With motions graceful, as a bird's in air;
Thou art, in sober truth, the veriest devil
That e'er clenched fingers in a captive's hair!


That in thy breast there springs a poison fountain,
Deadlier than that where bathes the Upas tree;
And in thy wrath, a nursing cat-o'-mountain
Is calm as her babe's sleep, compared with thee!


And underneath that face, like summer ocean's,
Its lip as moveless, and its cheek as clear,
Slumbers a whirlwind of the heart's emotions,
Love, hatred, pride, hope, sorrow—all save fear.


Love—for thy land, as if she were thy daughter,
Her pipe in peace, her tomahawk in wars;
Hatred—of missionaries and cold water;
Pride—in thy rifle-trophies and thy scars;


Hope—that thy wrongs may be by the Great
Spirit Remembered and revenged, when thou art gone;
Sorrow—that none are left thee to inherit
Thy name, thy fame, thy passions, and thy throne!

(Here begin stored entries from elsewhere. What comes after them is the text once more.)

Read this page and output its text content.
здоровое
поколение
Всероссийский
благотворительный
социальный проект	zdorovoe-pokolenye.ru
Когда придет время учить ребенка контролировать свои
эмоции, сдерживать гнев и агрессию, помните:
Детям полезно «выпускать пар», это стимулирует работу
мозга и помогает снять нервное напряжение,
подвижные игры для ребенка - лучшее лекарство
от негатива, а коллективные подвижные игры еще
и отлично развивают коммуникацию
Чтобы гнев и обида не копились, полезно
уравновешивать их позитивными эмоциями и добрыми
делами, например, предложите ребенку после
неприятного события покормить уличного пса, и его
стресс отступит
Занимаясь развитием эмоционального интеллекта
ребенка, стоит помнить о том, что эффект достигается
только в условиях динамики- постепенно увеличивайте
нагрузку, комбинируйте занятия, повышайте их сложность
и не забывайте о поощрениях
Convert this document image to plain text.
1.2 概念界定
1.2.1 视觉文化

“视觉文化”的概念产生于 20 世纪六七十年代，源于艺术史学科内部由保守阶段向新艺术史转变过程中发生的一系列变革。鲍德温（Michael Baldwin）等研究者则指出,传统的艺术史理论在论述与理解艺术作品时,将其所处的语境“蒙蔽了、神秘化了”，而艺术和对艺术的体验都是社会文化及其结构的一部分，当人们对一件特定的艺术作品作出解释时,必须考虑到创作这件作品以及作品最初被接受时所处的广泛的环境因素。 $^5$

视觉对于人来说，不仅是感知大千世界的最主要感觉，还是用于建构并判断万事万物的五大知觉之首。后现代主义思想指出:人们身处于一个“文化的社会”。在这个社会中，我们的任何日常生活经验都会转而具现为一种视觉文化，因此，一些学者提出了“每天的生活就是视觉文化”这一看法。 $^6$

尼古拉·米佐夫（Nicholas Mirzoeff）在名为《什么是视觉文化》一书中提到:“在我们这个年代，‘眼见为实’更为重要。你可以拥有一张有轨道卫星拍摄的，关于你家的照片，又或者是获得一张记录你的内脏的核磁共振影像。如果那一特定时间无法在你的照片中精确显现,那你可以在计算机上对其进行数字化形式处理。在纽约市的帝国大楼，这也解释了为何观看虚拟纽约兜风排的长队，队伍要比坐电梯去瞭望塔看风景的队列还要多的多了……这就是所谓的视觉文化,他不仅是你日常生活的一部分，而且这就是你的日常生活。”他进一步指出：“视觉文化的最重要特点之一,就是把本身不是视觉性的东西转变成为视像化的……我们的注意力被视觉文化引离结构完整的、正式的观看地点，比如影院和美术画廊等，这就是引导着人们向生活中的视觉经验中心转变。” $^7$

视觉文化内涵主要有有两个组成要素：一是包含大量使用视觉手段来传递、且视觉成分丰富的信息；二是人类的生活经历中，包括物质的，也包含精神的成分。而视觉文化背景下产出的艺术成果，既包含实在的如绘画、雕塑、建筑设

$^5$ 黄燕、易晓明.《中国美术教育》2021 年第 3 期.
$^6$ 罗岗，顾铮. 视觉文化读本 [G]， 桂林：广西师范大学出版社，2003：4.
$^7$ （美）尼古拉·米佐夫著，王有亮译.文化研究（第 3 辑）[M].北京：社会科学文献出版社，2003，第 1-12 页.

We now take our leave of Mr. Halleck, with the expression of a hope that he will not keep his light, which sends its beams so far, under the bushel hereafter. We counsel no neglect of his day-book; but we entreat him not to let his inspiration expire over the entries therein. He must have a good share of leisure after all. Let him not waste it in society; let him bear in mind that, with respect to his commodity at least, poetry will sell as well as peltry; that he has a mine of inalienable bullion in his brain, which no pressure can drive away, no commercial revulsion diminish. The paper in his escritoire, if he choose to stain it with poetic notes of hand, will always command a premium. He can serve both Apollo and the Syrian god; and to him each will be true. He has written enough to secure that fame hereafter, of which he has already had a not disgracious foretaste. He has no right to stifle the stirrings of the power within his soul. We speak this more in reference to his duty to the public than to himself; since in the selfish sense, so far as fame is concerned, he might contemplate his dissolution with composure; assured by the past, that when his death-hour comes, be it soon or late, he will leave behind a name which his countrymen, and the lovers of genius every where, would not willingly let die; and that even now he might enrobe himself in the cere-cloth, and contentedly "take his farewell of the sun."